Two IBD samples had relatively long (62kbp) duplication spanned over 30 RNA genes: PWAR4 and 29 SNORD115 genes encoding the small nucleolar RNA in 15q11.2 region (C/D Box 115 Cluster). This CNV was partially overlapped by 31kbp long duplication covered 17 genes from the same cluster and by short (6kbp) duplication covered only the SNORD115-6, SNORD115-7 and SNORD115-8 in two other IBD samples. Due to the absence of corresponding duplications in control samples the SNORD115-6, SNORD115-7 and SNORD115-8 genes were significantly associated with IBD (Padj = 6.0×10−3). It has been reported that the C/D box snoRNA can affect the alternative spicing. In particular, the neuron-specific SNORD115 alternates the exon selection of the serotonin receptor 2C pre-mRNA.[43]
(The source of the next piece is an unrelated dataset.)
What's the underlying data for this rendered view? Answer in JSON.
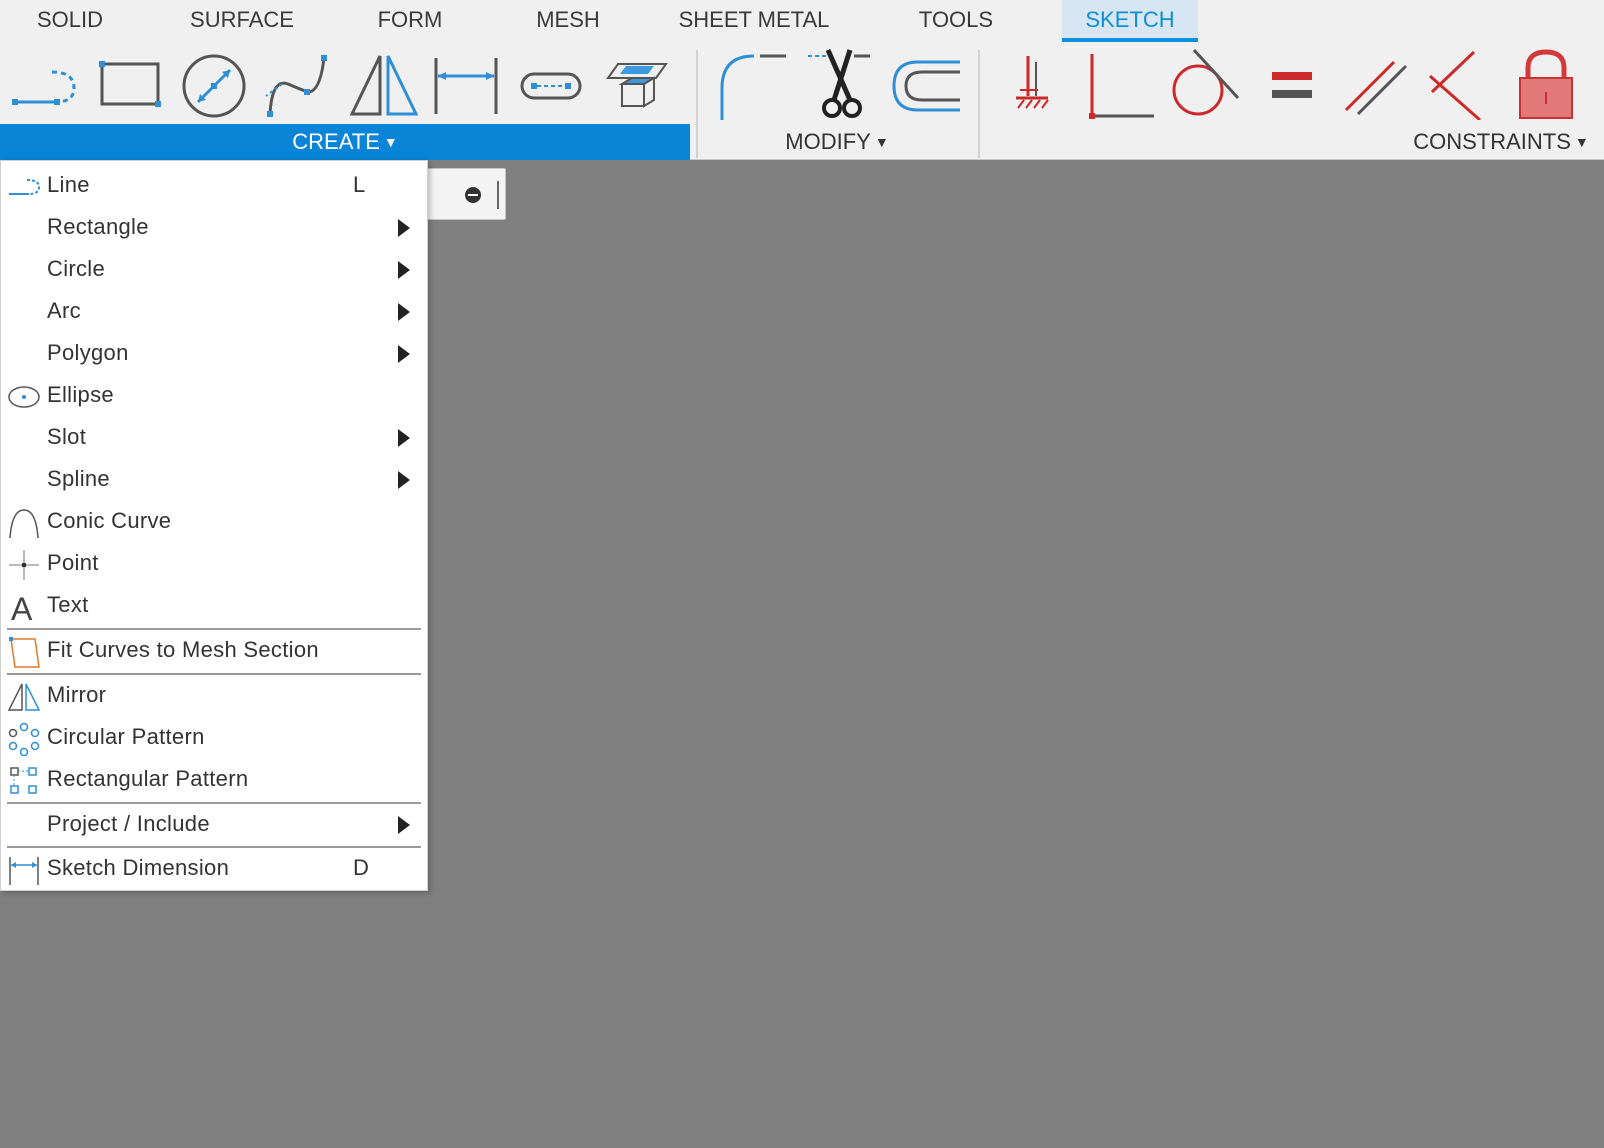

Four IBD samples carried duplications intersecting the UBALD1 gene in the 16p13.3 locus. Two of these samples had longer CNVs spanned also over C16orf96 gene. The UBALD1 gene was not overlapped by any CNV in control samples and passed the significance threshold with Padj = 6.0×10−3. The functions of the UBALD1 gene is yet unknown, however, it was associated with IL-8 secretion and NF-kappa-B signalling.[44]
Short (6.6–7.6kbp) duplications in the 17q25.3 cytoband partially overlapped the SLC25A10 in four samples from the IBD population. No corresponding duplications were observed in control samples (Padj = 6.0×10−3). The SLC25A10 gene is functionally involved in the metabolism as transmembrane transporter.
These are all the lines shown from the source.